Saturday, November 12, 2011

Gamers as Artists.

Read this.  Right now:

http://kotaku.com/5857873/games-are-art-only-when-youre-playing-them

A couple of brief observations tonight:
  1. A quote from the article: "...is a symphony meant to be played or listened to?"  
  2. I notice that the author of this article seems to be a believer.  Well, he's working on a Masters in Systematic Theology, so that's something.  This is one of the more original posts I've seen on Kotaku in a while and a believer wrote it.
  3. His last thought is wondering how gamers would respond to a call to artistry.  How can gamers be artists?  And guess what?  All the comments have nothing to do with the article.  They're all about trolling.  That's telling.
 As you play games, how can you consider yourself a co-creator in the art of the game?  Does it require research?  Playing along with the story instead of seeking to break the game and stretch the rules (a la last night's post)?  What do you think?

1 comment:

Team Infestation said...

Since Skyrim just launched and that is probably the easiest game to relate to the topic of story crafting, I'll briefly comment on that. In Skyrim, as well as the other two Elder Scrolls games I have played, the entire premise of the game is defined for you early on but they give you absolute freedom to write your own story and experience their world as you see fit. It is left almost entirely up to the player to decide what they want to do first, where their character will go, who they will fight for, are they good or evil? I think games like these not only allow you to be part of the artistic process, but expect you to be. You could talk to other players of the same game and they would probably report an entirely different story than the one you created, which is a pretty cool concept. Just my two cents.

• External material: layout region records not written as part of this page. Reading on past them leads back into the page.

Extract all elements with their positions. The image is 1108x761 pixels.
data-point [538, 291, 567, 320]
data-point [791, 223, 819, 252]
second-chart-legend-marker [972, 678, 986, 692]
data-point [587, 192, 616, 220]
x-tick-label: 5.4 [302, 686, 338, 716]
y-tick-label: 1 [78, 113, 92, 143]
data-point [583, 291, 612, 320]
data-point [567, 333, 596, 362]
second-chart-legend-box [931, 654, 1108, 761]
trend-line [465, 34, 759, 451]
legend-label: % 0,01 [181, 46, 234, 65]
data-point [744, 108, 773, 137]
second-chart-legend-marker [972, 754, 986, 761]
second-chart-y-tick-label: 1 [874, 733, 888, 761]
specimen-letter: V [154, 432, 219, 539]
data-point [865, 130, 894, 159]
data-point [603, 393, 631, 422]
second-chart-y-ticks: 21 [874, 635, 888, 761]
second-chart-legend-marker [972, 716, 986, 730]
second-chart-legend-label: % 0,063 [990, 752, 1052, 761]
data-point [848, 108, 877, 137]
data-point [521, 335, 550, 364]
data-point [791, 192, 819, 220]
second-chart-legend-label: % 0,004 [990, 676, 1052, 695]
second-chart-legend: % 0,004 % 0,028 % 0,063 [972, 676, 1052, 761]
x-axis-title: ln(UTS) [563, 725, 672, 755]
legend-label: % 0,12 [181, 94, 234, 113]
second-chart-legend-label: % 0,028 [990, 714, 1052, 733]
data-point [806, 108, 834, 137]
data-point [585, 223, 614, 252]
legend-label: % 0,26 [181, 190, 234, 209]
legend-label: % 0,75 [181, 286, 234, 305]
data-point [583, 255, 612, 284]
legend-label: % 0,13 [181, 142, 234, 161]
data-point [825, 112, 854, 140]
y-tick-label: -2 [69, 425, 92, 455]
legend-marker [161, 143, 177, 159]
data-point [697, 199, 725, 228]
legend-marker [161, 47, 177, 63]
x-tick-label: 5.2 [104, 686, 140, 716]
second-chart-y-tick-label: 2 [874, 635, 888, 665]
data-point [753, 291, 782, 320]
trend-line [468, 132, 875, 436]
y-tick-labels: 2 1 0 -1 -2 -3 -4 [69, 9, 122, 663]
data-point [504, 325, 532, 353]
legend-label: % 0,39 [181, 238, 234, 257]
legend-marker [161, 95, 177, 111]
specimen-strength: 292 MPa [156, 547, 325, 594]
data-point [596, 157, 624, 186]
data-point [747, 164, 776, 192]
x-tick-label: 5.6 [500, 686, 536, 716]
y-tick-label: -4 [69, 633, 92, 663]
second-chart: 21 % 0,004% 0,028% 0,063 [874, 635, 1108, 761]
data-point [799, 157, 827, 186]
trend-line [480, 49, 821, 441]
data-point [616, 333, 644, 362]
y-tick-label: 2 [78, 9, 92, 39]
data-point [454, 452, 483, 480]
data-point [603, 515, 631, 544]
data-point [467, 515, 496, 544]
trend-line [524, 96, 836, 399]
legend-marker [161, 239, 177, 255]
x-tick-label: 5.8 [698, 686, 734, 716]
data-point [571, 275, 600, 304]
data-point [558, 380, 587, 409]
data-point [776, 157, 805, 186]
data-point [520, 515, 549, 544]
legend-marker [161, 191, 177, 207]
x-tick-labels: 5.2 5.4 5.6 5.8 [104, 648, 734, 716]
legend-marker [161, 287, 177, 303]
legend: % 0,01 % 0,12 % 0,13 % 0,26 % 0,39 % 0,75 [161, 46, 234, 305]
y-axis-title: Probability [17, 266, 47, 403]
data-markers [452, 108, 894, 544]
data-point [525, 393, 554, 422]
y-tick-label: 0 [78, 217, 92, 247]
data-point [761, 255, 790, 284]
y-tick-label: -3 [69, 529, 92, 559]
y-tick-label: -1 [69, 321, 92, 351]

P.S I also like breaking the games I play to a certain degree. I never remove the rules I just find ways to bend them. To continue beating the figurative Skyrim horse, I do things like pick master level locks with the equivalent of a novice skill level, or fight a boss that is way above my level by finding it's range and kiting it in and out of a door, chipping away at it's health. Outside of the rules? Not quite, but it's also not the assumed norm.